Week 4 (biostats) - Sampling Distribution & CLT

Central Limit Theorem

For large n, the distribution of the sample mean is normal with mean \mu and standard deviation SE = \frac{\sigma}{\sqrt{n}}, even if the population distribution is non-normal.

Sampling Distribution

Repeated independent samples of size n from the population; compute the sample mean for each; the histogram of these sample means is the sampling distribution.
In data: weight distribution appears normal; pre-op creatinine is right-skewed.

Standard Error (SE)

Measures dispersion of the sampling distribution; reflects precision of the sample mean as estimator of the population mean.
Technical: SE = \frac{SD}{\sqrt{n}} when using population SD.
If only sample SD is available: SE \approx \frac{S}{\sqrt{n}}.

Relationship SE, SD, and n

General formula: SE = \frac{SD}{\sqrt{n}}.
As n increases, SE decreases; larger SD increases SE.

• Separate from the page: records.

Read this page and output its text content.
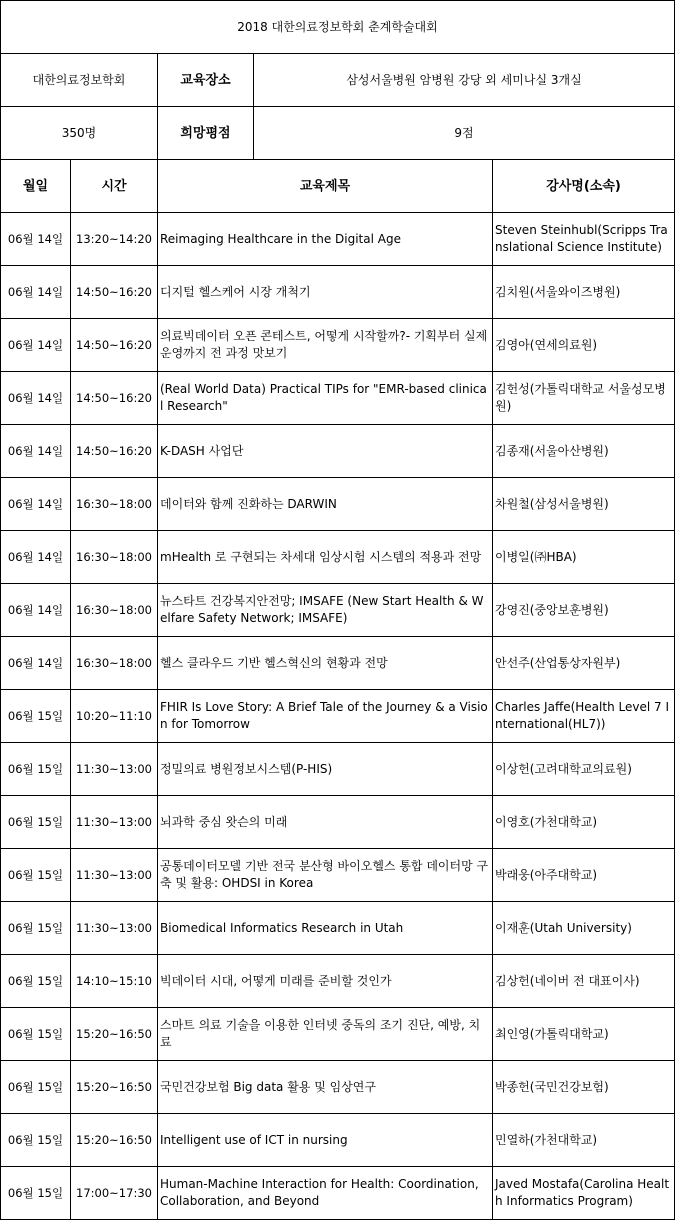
2018 대한의료정보학회 춘계학술대회				
대한의료정보학회		교육장소	삼성서울병원 암병원 강당 외 세미나실 3개실	
350명		희망평점	9점	
월일	시간	교육제목		강사명(소속)
06월 14일	13:20~14:20	Reimaging Healthcare in the Digital Age		Steven Steinhubl(Scripps Translational Science Institute)
06월 14일	14:50~16:20	디지털 헬스케어 시장 개척기		김치원(서울와이즈병원)
06월 14일	14:50~16:20	의료빅데이터 오픈 콘테스트, 어떻게 시작할까?- 기획부터 실제 운영까지 전 과정 맛보기		김영아(연세의료원)
06월 14일	14:50~16:20	(Real World Data) Practical TIPs for "EMR-based clinical Research"		김헌성(가톨릭대학교 서울성모병원)
06월 14일	14:50~16:20	K-DASH 사업단		김종재(서울아산병원)
06월 14일	16:30~18:00	데이터와 함께 진화하는 DARWIN		차원철(삼성서울병원)
06월 14일	16:30~18:00	mHealth 로 구현되는 차세대 임상시험 시스템의 적용과 전망		이병일(㈜HBA)
06월 14일	16:30~18:00	뉴스타트 건강복지안전망; IMSAFE (New Start Health & Welfare Safety Network; IMSAFE)		강영진(중앙보훈병원)
06월 14일	16:30~18:00	헬스 클라우드 기반 헬스혁신의 현황과 전망		안선주(산업통상자원부)
06월 15일	10:20~11:10	FHIR Is Love Story: A Brief Tale of the Journey & a Vision for Tomorrow		Charles Jaffe(Health Level 7 International(HL7))
06월 15일	11:30~13:00	정밀의료 병원정보시스템(P-HIS)		이상헌(고려대학교의료원)
06월 15일	11:30~13:00	뇌과학 중심 왓슨의 미래		이영호(가천대학교)
06월 15일	11:30~13:00	공통데이터모델 기반 전국 분산형 바이오헬스 통합 데이터망 구축 및 활용: OHDSI in Korea		박래웅(아주대학교)
06월 15일	11:30~13:00	Biomedical Informatics Research in Utah		이재훈(Utah University)
06월 15일	14:10~15:10	빅데이터 시대, 어떻게 미래를 준비할 것인가		김상헌(네이버 전 대표이사)
06월 15일	15:20~16:50	스마트 의료 기술을 이용한 인터넷 중독의 조기 진단, 예방, 치료		최인영(가톨릭대학교)
06월 15일	15:20~16:50	국민건강보험 Big data 활용 및 임상연구		박종헌(국민건강보험)
06월 15일	15:20~16:50	Intelligent use of ICT in nursing		민열하(가천대학교)
06월 15일	17:00~17:30	Human-Machine Interaction for Health: Coordination, Collaboration, and Beyond		Javed Mostafa(Carolina Health Informatics Program)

68-95-99.7% Rule for sampling distribution

68% of sample means lie within \mu \pm SE.
95% lie within \mu \pm 2SE.
99.7% lie within \mu \pm 3SE.

Normal vs T distributions; Z-score and T-score

If population SD known: Z-score, Z = \frac{\bar{X} - \mu}{SE} with SE = \frac{\sigma}{\sqrt{n}}.
If population SD unknown: use T-score, t = \frac{\bar{X} - \mu}{SE} with SE \approx \frac{S}{\sqrt{n}} and degrees of freedom df = n - 1.
As df increases, t-distribution approaches normal.

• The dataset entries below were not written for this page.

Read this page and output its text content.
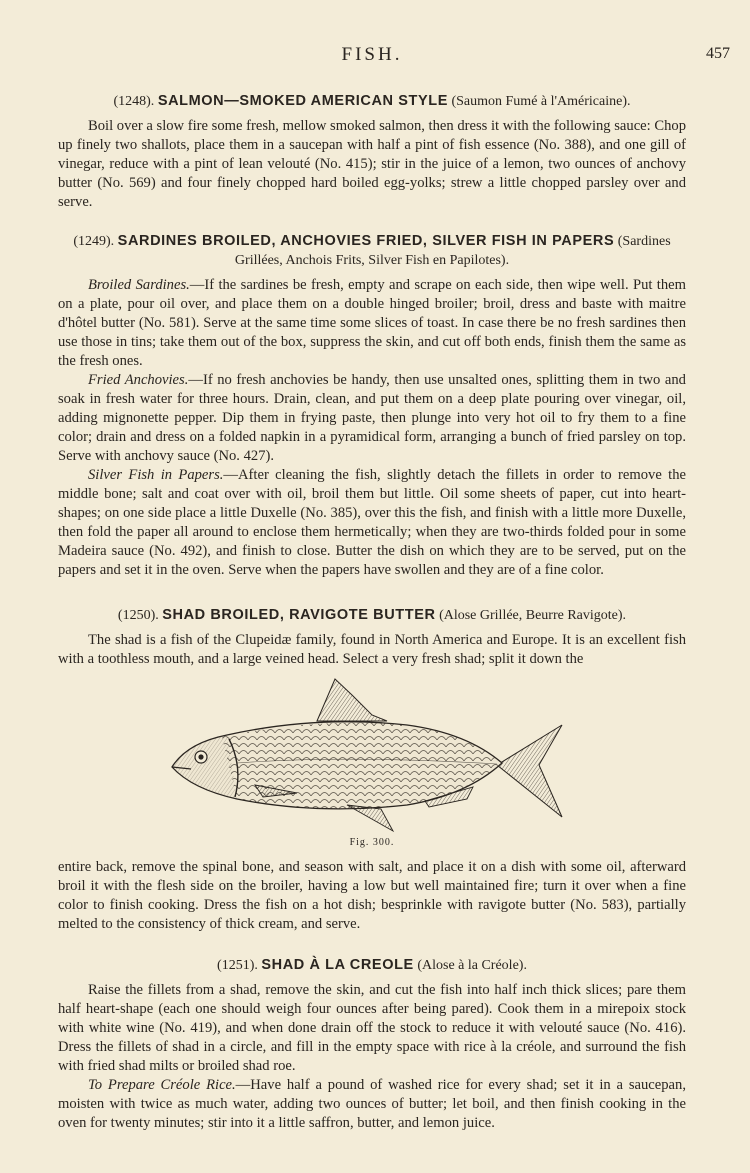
FISH.	457
(1248). SALMON—SMOKED AMERICAN STYLE (Saumon Fumé à l'Américaine).

Boil over a slow fire some fresh, mellow smoked salmon, then dress it with the following sauce: Chop up finely two shallots, place them in a saucepan with half a pint of fish essence (No. 388), and one gill of vinegar, reduce with a pint of lean velouté (No. 415); stir in the juice of a lemon, two ounces of anchovy butter (No. 569) and four finely chopped hard boiled egg-yolks; strew a little chopped parsley over and serve.

(1249). SARDINES BROILED, ANCHOVIES FRIED, SILVER FISH IN PAPERS (Sardines Grillées, Anchois Frits, Silver Fish en Papilotes).

Broiled Sardines.—If the sardines be fresh, empty and scrape on each side, then wipe well. Put them on a plate, pour oil over, and place them on a double hinged broiler; broil, dress and baste with maitre d'hôtel butter (No. 581). Serve at the same time some slices of toast. In case there be no fresh sardines then use those in tins; take them out of the box, suppress the skin, and cut off both ends, finish them the same as the fresh ones.

Fried Anchovies.—If no fresh anchovies be handy, then use unsalted ones, splitting them in two and soak in fresh water for three hours. Drain, clean, and put them on a deep plate pouring over vinegar, oil, adding mignonette pepper. Dip them in frying paste, then plunge into very hot oil to fry them to a fine color; drain and dress on a folded napkin in a pyramidical form, arranging a bunch of fried parsley on top. Serve with anchovy sauce (No. 427).

Silver Fish in Papers.—After cleaning the fish, slightly detach the fillets in order to remove the middle bone; salt and coat over with oil, broil them but little. Oil some sheets of paper, cut into heart-shapes; on one side place a little Duxelle (No. 385), over this the fish, and finish with a little more Duxelle, then fold the paper all around to enclose them hermetically; when they are two-thirds folded pour in some Madeira sauce (No. 492), and finish to close. Butter the dish on which they are to be served, put on the papers and set it in the oven. Serve when the papers have swollen and they are of a fine color.

(1250). SHAD BROILED, RAVIGOTE BUTTER (Alose Grillée, Beurre Ravigote).

The shad is a fish of the Clupeidæ family, found in North America and Europe. It is an excellent fish with a toothless mouth, and a large veined head. Select a very fresh shad; split it down the

Fig. 300.

entire back, remove the spinal bone, and season with salt, and place it on a dish with some oil, afterward broil it with the flesh side on the broiler, having a low but well maintained fire; turn it over when a fine color to finish cooking. Dress the fish on a hot dish; besprinkle with ravigote butter (No. 583), partially melted to the consistency of thick cream, and serve.

(1251). SHAD À LA CREOLE (Alose à la Créole).

Raise the fillets from a shad, remove the skin, and cut the fish into half inch thick slices; pare them half heart-shape (each one should weigh four ounces after being pared). Cook them in a mirepoix stock with white wine (No. 419), and when done drain off the stock to reduce it with velouté sauce (No. 416). Dress the fillets of shad in a circle, and fill in the empty space with rice à la créole, and surround the fish with fried shad milts or broiled shad roe.

To Prepare Créole Rice.—Have half a pound of washed rice for every shad; set it in a saucepan, moisten with twice as much water, adding two ounces of butter; let boil, and then finish cooking in the oven for twenty minutes; stir into it a little saffron, butter, and lemon juice.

Worked Example 1 – Birth weight

Given: \mu = 112\,\text{oz}, \sigma = 20.6\,\text{oz}, n = 100.
Range: between 107.571 and 116.429 oz for the sample mean.
SE: SE = \frac{20.6}{\sqrt{100}} = 2.06.
Z bounds: Z1 = \frac{107.571 - 112}{2.06} \approx -2.15, \quad Z2 = \frac{116.429 - 112}{2.06} \approx 2.15.
Probability: P(107.571 \le \bar{X} \le 116.429) \approx 0.9684 \ (96.84\%).

Worked Example 2 – Birth weight

Given: \mu = 112\,\text{oz}, n = 10, S = 20.6\,\text{oz}.
SE: SE \approx \frac{S}{\sqrt{n}} = \frac{20.6}{\sqrt{10}} \approx 6.51.
Target: P(\bar{X} > 121).
t-score: t = \frac{121 - 112}{6.51} \approx 1.38; df = 9.
Look up p-value: one-tailed p ≈ 0.10.
Probability: ≈ 10%.

Degrees of Freedom

df = number of observations that can vary when estimating a parameter.
For t-tests with single sample SD: df = n - 1.
Example: df = 9 for n = 10; use appropriate t-table value; for df > 120, approximate with infinite df.

Practical recap: When to use SD vs SE

Describe spread of observed data: use SD.
Infer population mean from sample: use SE (and Z or T as appropriate).

Summary

Central Limit Theorem underpins normality of the sampling distribution of the mean for large n.
The sampling distribution of the mean has mean \mu and SE \frac{\sigma}{\sqrt{n}} (or estimated with \frac{S}{\sqrt{n}}).
Use Z when \sigma known; use T when \sigma unknown; df = n-1.
SE decreases as n grows; larger SD increases SE.
The CLT supports inference on the mean using the normal model for the sampling distribution.